After the RAF left in 1947, the airfield was left mainly for use in agriculture until motor racing began with the first Formula Libre race hosted on 6 April 1952, a 2 mi track was marked out on the land using parts of the old disused runway, making a very long straight which helped overtaking manoeuvres. However, at the time, the drivers reported that the circuit was quite bumpy, although it was better than other circuits south of the border at the time.

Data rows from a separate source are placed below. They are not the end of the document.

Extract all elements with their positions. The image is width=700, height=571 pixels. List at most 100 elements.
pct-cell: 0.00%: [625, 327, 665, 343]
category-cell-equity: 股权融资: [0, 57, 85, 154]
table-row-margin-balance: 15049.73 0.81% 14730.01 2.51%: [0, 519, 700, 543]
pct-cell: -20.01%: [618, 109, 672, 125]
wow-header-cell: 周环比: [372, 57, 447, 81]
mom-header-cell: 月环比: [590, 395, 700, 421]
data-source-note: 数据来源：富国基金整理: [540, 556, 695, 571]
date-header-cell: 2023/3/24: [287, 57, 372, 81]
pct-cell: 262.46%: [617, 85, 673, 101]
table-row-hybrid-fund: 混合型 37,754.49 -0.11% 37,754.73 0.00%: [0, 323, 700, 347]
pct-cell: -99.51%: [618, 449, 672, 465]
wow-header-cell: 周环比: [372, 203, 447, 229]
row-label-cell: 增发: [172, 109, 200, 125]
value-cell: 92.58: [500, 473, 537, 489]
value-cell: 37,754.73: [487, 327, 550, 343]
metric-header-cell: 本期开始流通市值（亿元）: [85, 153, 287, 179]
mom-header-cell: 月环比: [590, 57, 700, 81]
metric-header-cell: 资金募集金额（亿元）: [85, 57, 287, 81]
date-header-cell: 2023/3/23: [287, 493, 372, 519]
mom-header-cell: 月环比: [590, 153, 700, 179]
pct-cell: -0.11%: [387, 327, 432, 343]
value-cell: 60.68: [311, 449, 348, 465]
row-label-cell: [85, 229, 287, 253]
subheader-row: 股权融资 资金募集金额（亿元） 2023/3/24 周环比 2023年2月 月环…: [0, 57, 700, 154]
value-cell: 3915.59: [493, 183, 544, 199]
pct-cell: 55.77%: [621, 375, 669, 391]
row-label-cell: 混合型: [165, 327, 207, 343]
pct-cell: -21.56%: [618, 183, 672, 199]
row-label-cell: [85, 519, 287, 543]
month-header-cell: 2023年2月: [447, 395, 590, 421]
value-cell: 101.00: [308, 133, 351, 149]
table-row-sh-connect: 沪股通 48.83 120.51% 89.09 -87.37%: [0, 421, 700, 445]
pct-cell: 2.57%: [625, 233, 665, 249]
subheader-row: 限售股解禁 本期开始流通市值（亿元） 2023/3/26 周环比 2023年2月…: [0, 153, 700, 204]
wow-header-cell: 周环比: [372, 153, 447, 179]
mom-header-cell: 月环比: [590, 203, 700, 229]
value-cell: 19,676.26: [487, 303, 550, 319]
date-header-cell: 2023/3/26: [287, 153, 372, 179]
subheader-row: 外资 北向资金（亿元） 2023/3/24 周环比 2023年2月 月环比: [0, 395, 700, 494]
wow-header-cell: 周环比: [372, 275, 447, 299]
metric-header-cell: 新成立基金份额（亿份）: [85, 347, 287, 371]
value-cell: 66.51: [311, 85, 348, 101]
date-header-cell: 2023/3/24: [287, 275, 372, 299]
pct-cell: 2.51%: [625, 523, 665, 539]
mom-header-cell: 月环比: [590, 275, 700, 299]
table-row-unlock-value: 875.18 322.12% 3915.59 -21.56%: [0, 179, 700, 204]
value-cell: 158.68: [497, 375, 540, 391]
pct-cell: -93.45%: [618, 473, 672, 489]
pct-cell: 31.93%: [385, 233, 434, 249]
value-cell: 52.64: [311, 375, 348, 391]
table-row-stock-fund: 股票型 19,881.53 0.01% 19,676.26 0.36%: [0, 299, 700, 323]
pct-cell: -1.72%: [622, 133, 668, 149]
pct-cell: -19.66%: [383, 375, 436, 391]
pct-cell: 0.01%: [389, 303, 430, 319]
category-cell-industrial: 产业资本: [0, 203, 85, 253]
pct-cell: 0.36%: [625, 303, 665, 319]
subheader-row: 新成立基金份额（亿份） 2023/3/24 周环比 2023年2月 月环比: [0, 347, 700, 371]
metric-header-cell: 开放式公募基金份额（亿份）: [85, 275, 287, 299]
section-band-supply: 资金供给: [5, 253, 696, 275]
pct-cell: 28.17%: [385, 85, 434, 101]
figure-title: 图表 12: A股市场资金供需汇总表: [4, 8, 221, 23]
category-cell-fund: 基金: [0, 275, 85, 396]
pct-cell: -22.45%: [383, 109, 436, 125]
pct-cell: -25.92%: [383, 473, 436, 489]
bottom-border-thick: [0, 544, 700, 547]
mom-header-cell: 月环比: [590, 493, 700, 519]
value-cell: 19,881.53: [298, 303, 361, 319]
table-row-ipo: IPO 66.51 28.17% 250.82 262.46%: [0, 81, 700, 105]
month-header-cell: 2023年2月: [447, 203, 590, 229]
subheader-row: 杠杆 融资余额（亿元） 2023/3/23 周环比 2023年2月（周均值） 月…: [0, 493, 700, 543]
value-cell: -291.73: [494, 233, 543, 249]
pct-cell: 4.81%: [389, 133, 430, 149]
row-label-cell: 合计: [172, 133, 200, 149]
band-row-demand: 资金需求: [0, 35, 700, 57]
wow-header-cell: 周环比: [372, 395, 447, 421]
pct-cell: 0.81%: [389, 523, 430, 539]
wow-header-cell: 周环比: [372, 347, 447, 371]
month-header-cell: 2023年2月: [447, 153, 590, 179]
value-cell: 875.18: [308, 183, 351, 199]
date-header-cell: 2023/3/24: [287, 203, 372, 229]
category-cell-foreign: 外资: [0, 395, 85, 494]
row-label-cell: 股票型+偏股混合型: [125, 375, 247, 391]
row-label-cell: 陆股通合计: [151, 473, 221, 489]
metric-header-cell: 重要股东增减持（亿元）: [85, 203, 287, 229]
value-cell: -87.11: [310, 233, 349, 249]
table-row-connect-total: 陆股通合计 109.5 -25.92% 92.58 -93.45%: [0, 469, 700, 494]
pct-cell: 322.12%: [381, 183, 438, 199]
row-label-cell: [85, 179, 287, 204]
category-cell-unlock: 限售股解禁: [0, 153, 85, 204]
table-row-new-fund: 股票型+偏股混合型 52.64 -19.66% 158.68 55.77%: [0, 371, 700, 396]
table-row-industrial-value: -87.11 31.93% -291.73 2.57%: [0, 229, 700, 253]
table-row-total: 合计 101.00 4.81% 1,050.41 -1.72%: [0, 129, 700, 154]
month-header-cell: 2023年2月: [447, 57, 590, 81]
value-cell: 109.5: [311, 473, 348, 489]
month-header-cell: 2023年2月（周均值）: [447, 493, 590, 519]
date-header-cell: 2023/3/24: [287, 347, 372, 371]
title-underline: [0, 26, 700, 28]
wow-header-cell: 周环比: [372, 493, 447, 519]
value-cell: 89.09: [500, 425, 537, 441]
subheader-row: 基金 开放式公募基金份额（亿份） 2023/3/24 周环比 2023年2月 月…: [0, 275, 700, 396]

Motor Racing continued at the airfield for twelve years, hosting numerous Formula Two and Formula Libre races and being used as a test track for the Ecurie Ecosse team. Some well-known drivers who raced there includes Roy Salvadori, Giuseppe Farina and Jim Clark. Jim Clark would spend much of his racing career at Charterhall, the location where he won his first motor race, competing in 31 events. Motor Racing Events ceased at the airfield in 1964 when the Borders and District Motor Club began organising events at the new Ingliston Racing Circuit.

From 1986, the "Charterhall Stages Rally" was organised and held at the airfield by the Border Ecosse Car Club. This event was last held on 30 March 2013.

=== Private airstrip ===
The site is still employed for minor civil use using a small unlicensed landing strip which is the most recently resurfaced part of runway 07/25. The other runway, 02/20, is unsuitable for use. Pilots landing at the airfield are also recommended to check the runway for livestock before landing as the site is also used for farming.

There is also no refueling or maintenance facilities at the site.